The Truth About How A 12-Month Old Company Gets A $1 Billion Valuation
One of Silicon Valley’s hottest young companies is Slack, the business messaging app that was valued at a jaw-dropping $1.1 billion valuation in October, just 9 months after it launched.
Zero to over $1 billion in 9 months?
Even by Silicon Valley’s loose standards, that seems insane.
And now Slack CEO Stewart Butterfield has admitted that the valuation was based almost as much on speculation as it was on traditional metrics.
In an interview with Fortune, Butterfield explained, “There are fairly precise methods for putting a value on future cash flow given steady business,” but since Slack’s business is skyrocketing, not steady, he admitted, “We’re not in that position, obviously.”
The issue: Slack is growing at such a fast rate that it’s hard to come up with meaningful business projections. Since its launch in February when it claimed to have 15,000 daily active users, Slack has grown to have 365,000 users. That’s nearly 25X growth in just a year, all without any real spending on sales and marketing.
Slack claims to be adding $1 million in annual recurring revenue (ARR) every month, with “near perfect” retention rates. ARR doesn’t mean actual revenue. But it’s a good indicator of a cloud software company’s health since it represents the value of the total subscription contracts expected to recur for the next 12 months. Based on those metrics, Slack would have made a little over $12 million last year.
That amount of revenue doesn’t seem like enough to justify Slack’s billion-dollar valuation, but it does show that companies are willing to pay for its service. And that’s what the VCs are counting on.
“We’ve established that people would pay for us. Slack is being valued based on its ability to make money rather than something more speculative,” Butterfield told us in a previous interview.
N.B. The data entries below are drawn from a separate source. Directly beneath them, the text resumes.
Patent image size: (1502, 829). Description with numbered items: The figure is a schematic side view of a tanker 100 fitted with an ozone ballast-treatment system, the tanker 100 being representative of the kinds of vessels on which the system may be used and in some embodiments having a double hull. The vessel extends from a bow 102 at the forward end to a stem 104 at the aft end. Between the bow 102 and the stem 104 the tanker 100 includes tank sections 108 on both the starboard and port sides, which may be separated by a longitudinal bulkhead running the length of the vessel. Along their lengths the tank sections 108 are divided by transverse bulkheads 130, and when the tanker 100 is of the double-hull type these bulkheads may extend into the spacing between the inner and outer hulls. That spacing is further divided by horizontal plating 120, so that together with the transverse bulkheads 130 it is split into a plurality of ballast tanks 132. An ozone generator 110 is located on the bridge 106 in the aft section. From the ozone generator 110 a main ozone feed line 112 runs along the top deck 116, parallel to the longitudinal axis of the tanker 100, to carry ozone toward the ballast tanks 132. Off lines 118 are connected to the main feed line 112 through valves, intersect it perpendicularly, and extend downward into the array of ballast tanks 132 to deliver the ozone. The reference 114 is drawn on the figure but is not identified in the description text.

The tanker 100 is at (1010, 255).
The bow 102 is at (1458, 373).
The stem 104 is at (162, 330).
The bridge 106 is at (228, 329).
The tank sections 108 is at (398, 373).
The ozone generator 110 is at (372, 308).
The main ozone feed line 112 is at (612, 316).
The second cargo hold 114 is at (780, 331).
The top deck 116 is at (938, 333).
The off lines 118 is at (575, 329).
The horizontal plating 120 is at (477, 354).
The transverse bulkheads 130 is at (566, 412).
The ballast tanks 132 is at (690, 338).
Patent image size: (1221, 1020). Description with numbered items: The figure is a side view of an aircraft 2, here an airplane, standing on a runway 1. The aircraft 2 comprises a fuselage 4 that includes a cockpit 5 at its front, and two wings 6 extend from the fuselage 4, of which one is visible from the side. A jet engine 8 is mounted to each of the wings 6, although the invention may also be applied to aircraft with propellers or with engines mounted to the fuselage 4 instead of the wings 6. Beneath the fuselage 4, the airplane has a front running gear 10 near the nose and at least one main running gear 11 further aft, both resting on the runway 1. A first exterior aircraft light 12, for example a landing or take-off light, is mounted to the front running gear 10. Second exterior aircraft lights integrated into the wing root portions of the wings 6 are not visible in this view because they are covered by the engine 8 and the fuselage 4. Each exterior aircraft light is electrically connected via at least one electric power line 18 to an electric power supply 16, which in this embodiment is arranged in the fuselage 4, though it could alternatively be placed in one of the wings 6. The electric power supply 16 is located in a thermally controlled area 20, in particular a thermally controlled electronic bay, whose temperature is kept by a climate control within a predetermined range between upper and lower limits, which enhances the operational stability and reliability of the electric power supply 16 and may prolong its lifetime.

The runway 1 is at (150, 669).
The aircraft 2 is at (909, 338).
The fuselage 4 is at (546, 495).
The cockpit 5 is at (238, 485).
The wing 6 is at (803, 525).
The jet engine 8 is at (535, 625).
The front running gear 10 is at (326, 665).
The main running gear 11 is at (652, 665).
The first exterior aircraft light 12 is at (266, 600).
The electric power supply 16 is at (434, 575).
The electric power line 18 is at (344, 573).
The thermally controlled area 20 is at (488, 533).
Valuations are a tricky business, too, because they are based in part on how much money venture capitalists are willing to invest in exchange for how big of a chunk of the company they’ll own. In the end, if the investors and the company agree, that’s what the company is worth.
And it looks like investors were lining up to invest in Slack. Butterfield says he was initially trying to raise only $100 million, but he saw so much interest that he ended up raising $120 million, with $200 million in commitments. It also probably helped that Butterfield is a well-known figure in the Valley, having sold his previous company, Flickr, to Yahoo for about $35 million in 2005.
In Slack’s case, there was a bit of a leap here, too, apparently. Butterfield didn’t really need the money. But Butterfield saw that venture was relatively easy to raise right now, and having lived through the 2008 downturn, wanted to strike while he could. He also wanted Slack to be known as a $1 billion company. His logic: Being in the “Billion Dollar Club” helps to acquire new customers and great talent.
“One billion is better than $800 million because it’s the psychological threshold for potential customers, employees, and the press,” he told Fortune.
Yet still, it’s unclear if the app is just a trend or a real long-term business. Some companies are just leaving the space altogether. Basecamp, for example, dropped a business group chat app called Campfire from its product lineup in early 2014.
Even Butterfield seems to concede: when asked why Slack is so popular at a recent conference, he said, “I have no f—ing idea.”